For a local education pathway (government-aided schools through a local university), budget $150,000-$250,000 per child. This covers childcare/preschool ($50,000-$80,000 for 4-5 years), primary and secondary school ($10,000-$30,000 for enrichment and tuition), and university ($40,000-$100,000 for tuition fees). For an overseas university, add $200,000-$400,000. Starting early with $300-$500/month from birth can accumulate $80,000-$120,000 by age 18 through regular savings and compound interest.

What is the best savings account for a child in Singapore?

For young children (0-12), the POSB Smart Buddy Junior account offers 2% interest on the first $50,000. For teens (12-17), the OCBC Mighty Savers account or DBS Multiplier Junior are good options. For maximum returns, consider a combination: CDA (matching government contributions), a high-interest children's savings account (for liquidity), and a low-cost index fund (for long-term growth). The CDA should be your first priority as it offers dollar-for-dollar government matching.

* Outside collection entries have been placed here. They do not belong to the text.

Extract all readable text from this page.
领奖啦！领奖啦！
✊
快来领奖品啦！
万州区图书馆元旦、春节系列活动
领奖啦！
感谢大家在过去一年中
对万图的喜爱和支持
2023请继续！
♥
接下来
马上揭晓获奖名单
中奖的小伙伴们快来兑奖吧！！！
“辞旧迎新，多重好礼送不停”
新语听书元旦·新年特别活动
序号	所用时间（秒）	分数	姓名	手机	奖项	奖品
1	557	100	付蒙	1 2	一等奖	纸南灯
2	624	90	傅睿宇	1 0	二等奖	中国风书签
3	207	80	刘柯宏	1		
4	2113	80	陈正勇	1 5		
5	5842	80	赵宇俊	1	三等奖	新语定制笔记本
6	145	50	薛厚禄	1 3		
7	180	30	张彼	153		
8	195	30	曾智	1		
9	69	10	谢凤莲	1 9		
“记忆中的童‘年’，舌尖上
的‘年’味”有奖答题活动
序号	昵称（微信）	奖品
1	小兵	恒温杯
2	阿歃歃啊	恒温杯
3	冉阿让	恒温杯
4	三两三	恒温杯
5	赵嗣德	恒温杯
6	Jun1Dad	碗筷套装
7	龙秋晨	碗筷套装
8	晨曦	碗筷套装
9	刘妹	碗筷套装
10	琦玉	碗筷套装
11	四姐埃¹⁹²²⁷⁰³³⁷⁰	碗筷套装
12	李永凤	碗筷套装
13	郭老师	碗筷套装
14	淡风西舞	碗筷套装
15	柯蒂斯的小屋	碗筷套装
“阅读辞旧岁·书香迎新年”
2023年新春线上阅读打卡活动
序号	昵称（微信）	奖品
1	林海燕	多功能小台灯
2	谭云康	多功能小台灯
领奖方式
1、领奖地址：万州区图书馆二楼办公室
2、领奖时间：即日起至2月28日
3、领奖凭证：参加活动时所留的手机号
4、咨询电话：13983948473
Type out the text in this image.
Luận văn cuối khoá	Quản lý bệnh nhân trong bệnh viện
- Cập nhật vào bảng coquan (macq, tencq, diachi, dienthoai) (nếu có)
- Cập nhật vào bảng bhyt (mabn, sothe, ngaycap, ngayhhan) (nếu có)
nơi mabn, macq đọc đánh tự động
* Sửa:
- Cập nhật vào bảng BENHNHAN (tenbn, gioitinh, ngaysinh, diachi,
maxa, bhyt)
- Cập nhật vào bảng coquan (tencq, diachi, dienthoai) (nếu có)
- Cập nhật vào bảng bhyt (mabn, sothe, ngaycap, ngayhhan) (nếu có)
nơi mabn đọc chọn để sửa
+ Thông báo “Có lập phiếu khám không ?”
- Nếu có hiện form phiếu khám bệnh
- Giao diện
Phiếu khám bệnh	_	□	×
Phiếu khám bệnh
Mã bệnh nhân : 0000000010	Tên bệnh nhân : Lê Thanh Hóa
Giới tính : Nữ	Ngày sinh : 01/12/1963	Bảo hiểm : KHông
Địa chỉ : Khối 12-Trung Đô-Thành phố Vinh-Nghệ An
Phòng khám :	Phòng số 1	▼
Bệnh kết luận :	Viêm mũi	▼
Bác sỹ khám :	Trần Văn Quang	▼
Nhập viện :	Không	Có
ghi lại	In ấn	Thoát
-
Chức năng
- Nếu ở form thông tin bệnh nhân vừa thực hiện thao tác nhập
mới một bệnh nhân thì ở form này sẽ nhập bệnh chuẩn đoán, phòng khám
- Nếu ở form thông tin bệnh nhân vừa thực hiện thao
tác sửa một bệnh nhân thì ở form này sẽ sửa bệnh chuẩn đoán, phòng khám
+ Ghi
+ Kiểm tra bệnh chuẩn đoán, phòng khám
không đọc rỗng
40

Is an education endowment plan worth it in Singapore?

Education endowment plans from insurers like AIA, Prudential, and Great Eastern guarantee a payout at a specific age (typically 18 or 21). They are worth considering for disciplined savings with a guaranteed minimum return of 1.5-2.5% p.a. However, the returns are lower than investing in index funds (historical 6-8% p.a.). Endowment plans work best for parents who want a forced savings mechanism with guaranteed payouts and are not comfortable with market risk.

Should I use my CPF to pay for my child's education?

CPF Ordinary Account (OA) can be used for approved local education expenses. However, think carefully before using CPF for education. CPF OA earns 2.5% interest (risk-free), and amounts withdrawn for education must be refunded to your OA before age 55 (with interest). For most families, it is better to save separately for education and let CPF compound for retirement. Use CPF for education only if you have no other funding options.